What advice would you give a budding artist?
To work hard and never give up. To never let one day go by without seeing and drawing – anything and everything. To have the courage to be honest and to pursue beauty as you see it. True beauty, whether it is of the natural world or the light within our fellow human beings. The world is so astonishingly beautiful. To love your mistakes and embrace them. To believe in your own voice. Not to be afraid of starting again, and knowing when to stop – one of the hardest things!
What do you wish you’d known about motherhood before having kids?
To love every moment – even when they get you up in the middle of the night and drive you mad – to recognise the light that children can shed on all things.

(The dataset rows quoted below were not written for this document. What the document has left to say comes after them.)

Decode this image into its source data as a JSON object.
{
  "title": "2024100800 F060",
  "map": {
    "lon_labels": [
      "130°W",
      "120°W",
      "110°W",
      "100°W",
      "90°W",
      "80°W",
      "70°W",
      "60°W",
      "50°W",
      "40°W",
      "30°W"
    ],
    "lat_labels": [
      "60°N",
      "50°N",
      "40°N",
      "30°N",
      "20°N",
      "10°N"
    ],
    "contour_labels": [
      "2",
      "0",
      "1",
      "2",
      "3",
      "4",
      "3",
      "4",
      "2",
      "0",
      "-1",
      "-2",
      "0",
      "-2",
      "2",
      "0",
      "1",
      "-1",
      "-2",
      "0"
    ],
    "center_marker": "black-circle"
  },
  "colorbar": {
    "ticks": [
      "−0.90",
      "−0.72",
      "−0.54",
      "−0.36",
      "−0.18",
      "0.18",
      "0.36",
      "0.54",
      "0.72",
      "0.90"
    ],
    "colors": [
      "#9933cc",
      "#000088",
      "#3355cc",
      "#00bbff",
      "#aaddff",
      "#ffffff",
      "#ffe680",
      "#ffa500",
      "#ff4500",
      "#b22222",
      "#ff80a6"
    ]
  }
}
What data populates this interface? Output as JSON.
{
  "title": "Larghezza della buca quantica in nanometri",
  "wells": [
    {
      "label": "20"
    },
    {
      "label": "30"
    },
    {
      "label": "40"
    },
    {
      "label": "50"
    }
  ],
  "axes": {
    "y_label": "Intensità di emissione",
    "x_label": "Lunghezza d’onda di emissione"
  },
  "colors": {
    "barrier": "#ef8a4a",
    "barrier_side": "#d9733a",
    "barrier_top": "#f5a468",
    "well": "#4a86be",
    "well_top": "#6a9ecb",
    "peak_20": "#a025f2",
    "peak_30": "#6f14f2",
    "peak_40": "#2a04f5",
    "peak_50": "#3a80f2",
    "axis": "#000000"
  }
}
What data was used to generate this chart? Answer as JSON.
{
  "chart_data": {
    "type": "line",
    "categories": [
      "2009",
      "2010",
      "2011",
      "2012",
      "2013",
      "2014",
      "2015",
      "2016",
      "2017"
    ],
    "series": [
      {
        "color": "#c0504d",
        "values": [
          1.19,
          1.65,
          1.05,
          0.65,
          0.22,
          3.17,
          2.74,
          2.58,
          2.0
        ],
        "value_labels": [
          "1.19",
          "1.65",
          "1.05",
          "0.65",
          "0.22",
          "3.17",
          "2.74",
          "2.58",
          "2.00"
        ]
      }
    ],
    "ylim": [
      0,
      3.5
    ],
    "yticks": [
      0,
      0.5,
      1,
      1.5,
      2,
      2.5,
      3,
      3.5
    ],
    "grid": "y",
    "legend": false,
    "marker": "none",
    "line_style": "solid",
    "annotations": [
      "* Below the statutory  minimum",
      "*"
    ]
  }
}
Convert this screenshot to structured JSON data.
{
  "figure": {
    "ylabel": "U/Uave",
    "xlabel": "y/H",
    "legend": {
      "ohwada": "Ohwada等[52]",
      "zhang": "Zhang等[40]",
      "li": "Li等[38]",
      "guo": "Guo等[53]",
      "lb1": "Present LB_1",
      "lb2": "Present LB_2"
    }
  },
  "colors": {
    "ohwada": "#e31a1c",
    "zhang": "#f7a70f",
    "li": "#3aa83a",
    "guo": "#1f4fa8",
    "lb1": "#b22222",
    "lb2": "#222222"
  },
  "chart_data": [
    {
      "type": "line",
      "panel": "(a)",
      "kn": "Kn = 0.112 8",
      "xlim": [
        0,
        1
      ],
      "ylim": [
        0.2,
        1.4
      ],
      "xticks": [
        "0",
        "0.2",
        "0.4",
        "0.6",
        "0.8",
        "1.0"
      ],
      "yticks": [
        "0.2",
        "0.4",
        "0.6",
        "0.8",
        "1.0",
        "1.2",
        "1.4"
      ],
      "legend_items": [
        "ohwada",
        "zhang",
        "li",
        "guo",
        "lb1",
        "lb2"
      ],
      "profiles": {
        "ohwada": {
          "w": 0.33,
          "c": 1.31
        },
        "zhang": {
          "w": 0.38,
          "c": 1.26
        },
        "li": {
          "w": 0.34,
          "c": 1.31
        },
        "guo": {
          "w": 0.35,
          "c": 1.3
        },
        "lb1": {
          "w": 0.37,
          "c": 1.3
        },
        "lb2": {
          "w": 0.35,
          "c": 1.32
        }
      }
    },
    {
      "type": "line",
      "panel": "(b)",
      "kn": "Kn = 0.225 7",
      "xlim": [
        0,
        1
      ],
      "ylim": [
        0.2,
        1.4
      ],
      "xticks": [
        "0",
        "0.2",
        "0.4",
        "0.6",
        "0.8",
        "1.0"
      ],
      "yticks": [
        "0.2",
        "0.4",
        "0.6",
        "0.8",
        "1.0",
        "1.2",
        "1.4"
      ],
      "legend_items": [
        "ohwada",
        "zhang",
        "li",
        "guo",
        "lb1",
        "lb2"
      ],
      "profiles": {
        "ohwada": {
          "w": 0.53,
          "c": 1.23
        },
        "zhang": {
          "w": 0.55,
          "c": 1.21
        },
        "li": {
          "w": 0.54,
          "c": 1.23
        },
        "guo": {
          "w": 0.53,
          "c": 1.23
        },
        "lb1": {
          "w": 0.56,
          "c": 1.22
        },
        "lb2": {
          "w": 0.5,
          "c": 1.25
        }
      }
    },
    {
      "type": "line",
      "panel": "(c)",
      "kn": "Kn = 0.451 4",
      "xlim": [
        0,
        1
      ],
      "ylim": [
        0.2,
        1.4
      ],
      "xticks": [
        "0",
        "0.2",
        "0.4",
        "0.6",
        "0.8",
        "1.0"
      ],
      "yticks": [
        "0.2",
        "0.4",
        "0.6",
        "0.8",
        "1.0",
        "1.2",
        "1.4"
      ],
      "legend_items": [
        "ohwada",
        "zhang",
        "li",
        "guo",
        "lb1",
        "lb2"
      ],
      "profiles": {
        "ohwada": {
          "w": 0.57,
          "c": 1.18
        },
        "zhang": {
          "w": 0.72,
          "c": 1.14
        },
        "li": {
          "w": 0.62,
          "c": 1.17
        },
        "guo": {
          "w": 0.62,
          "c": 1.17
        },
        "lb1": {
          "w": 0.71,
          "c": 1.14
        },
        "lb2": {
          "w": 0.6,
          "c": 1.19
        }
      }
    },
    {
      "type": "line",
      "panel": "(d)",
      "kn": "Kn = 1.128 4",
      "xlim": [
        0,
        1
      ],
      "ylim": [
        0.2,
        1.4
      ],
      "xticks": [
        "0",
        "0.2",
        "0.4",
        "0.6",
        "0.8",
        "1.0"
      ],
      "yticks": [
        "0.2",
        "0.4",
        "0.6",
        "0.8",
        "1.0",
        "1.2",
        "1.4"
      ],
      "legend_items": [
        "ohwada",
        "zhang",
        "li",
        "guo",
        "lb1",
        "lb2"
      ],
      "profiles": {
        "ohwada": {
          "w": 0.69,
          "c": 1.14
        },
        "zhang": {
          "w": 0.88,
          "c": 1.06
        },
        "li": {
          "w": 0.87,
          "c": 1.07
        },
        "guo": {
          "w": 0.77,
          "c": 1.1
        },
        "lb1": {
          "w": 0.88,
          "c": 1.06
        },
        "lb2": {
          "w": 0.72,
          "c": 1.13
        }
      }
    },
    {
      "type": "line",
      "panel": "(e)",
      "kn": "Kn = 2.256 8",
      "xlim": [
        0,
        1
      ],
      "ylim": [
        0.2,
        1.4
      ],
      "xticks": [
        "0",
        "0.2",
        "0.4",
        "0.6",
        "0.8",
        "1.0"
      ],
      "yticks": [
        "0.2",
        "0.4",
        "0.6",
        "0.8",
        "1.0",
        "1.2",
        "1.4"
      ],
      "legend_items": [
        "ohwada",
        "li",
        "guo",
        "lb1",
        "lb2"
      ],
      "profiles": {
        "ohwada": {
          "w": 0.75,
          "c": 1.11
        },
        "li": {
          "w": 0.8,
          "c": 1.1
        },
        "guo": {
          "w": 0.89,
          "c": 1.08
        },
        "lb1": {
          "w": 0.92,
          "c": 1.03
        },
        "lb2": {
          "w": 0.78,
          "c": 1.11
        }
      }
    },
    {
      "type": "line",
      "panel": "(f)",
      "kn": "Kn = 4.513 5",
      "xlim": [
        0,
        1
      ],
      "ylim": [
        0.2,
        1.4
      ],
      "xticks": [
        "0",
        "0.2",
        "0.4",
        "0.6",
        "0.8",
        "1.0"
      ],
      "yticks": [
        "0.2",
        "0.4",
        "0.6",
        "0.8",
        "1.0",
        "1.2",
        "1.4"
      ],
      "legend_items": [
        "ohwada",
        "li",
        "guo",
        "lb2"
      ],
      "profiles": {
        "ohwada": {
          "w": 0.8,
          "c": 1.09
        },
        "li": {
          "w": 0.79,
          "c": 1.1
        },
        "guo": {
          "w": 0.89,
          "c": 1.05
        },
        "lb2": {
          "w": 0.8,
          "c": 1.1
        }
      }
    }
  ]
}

I’m glad I didn’t know anything about the joy, pain and beauty of motherhood however as it comes to me as a perpetual and incredible revelation. If anything, I wish I could have relished every precious second even more, you hold on to those moments because life goes too quickly. No time with a child is ever wasted.
Finally, happiness is…
If I am honest, the truest of my many joys – aside from the abiding joy of my children, is painting. It is in the sunlight dancing on the sea, it is shell-collecting in the rain with the children, it is hitting the open road with only a rucksack full of sketchbooks and a few old clothes, it is travelling and discovering remote corners of the world with my husband, it is laughter, it is music, it is the miracle of a shared humanity. Painting, creating, is an unlearning, a re-seeing of the world as if for the first time, and sharing that perpetual revelation with my family is my dream of dreams.